You're right and that's most likely why Sailor Stars had a mostly self-contained plot, but the point is that it is a mostly self-contained plot, and there's nothing wrong with that, it just means that it will naturally lead to a finale that will mostly conclude its own plot. The manga isn't the best at continuity either but except for Black Moon, every arc ending leads to or hints at the next, and the final arc attempts to increase the continuity callbacks, so its ending will naturally harken back to the entire series' plot.

But, for the sake of argument, let's say that you know what Sailor Stars AND Sailor Moon S both suck for inadequately acknowledging the prior seasons. Even then I'd disagree.
Your entire post assumes that stating that something is self-contained means that that something is flawed or lesser, and I'm not saying that. A self-contained plot is just different than that a plot that makes attempts to maintain continuity with previous arcs, and it's up to personal taste to prefer one or the other, and it feels like it's the fifth time I've said that.

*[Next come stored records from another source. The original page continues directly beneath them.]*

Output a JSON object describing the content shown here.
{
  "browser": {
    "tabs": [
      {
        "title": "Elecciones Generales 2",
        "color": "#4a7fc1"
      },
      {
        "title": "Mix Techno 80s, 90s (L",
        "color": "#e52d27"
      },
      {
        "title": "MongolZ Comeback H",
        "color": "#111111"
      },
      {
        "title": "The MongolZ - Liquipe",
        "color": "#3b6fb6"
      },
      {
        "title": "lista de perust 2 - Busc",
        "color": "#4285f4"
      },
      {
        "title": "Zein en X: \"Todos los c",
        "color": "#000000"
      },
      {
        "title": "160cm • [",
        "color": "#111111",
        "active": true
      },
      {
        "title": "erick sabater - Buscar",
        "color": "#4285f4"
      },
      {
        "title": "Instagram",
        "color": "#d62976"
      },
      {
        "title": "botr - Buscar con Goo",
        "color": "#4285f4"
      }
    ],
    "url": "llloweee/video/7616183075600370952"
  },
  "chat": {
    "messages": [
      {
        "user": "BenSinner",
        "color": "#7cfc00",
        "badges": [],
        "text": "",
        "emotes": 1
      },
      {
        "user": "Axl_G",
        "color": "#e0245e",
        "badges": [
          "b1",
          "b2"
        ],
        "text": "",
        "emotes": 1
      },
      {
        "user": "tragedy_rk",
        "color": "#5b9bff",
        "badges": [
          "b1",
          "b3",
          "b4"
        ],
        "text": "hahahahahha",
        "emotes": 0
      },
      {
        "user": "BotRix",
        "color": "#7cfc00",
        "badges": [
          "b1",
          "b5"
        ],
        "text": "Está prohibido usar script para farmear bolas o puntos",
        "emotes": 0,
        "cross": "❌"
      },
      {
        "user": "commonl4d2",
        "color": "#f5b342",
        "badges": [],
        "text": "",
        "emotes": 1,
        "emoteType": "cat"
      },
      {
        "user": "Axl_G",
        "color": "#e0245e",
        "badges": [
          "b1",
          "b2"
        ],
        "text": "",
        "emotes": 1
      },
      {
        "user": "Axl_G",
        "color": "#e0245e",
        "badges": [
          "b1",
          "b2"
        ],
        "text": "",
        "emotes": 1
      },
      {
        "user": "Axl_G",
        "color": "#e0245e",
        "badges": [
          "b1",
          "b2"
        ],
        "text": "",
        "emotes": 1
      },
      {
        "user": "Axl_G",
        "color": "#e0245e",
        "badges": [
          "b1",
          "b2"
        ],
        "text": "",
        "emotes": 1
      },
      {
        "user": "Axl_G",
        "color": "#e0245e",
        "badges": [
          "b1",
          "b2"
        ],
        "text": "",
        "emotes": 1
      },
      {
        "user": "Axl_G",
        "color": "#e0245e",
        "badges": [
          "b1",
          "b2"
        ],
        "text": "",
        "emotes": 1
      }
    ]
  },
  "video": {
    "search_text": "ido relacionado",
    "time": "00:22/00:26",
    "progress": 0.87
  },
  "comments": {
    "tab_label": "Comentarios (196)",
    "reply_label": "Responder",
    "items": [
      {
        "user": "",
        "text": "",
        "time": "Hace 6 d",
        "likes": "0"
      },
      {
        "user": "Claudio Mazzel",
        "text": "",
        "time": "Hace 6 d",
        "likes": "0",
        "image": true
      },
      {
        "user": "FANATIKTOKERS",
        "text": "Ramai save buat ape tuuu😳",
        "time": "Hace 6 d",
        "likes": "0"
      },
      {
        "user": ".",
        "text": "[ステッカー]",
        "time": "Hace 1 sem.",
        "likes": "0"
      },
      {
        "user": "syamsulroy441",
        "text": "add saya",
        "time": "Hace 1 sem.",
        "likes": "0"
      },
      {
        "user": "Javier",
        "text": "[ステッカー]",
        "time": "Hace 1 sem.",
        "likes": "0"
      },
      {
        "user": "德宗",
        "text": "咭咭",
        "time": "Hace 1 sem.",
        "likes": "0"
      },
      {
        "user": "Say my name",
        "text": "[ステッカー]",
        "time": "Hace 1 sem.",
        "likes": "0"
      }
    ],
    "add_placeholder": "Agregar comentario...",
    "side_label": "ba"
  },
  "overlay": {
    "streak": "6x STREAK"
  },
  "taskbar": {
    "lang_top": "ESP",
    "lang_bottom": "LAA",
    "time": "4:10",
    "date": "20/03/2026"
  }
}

The heart of Sailor Moon, in all iterations, is, unsurprisingly, Sailor Moon herself. Usagi.
What follows after this is an analysis of the character arcs and themes, and once again I agree with most of what you're saying, but none of it shows a plot or storyline connection to previous seasons and that's what makes its finale different than the manga. Other than the characters coming from previous seasons and the link to Nehelenia that Sailor Stars downplays compared to the manga, the season is self-contained because it was meant to be self-contained.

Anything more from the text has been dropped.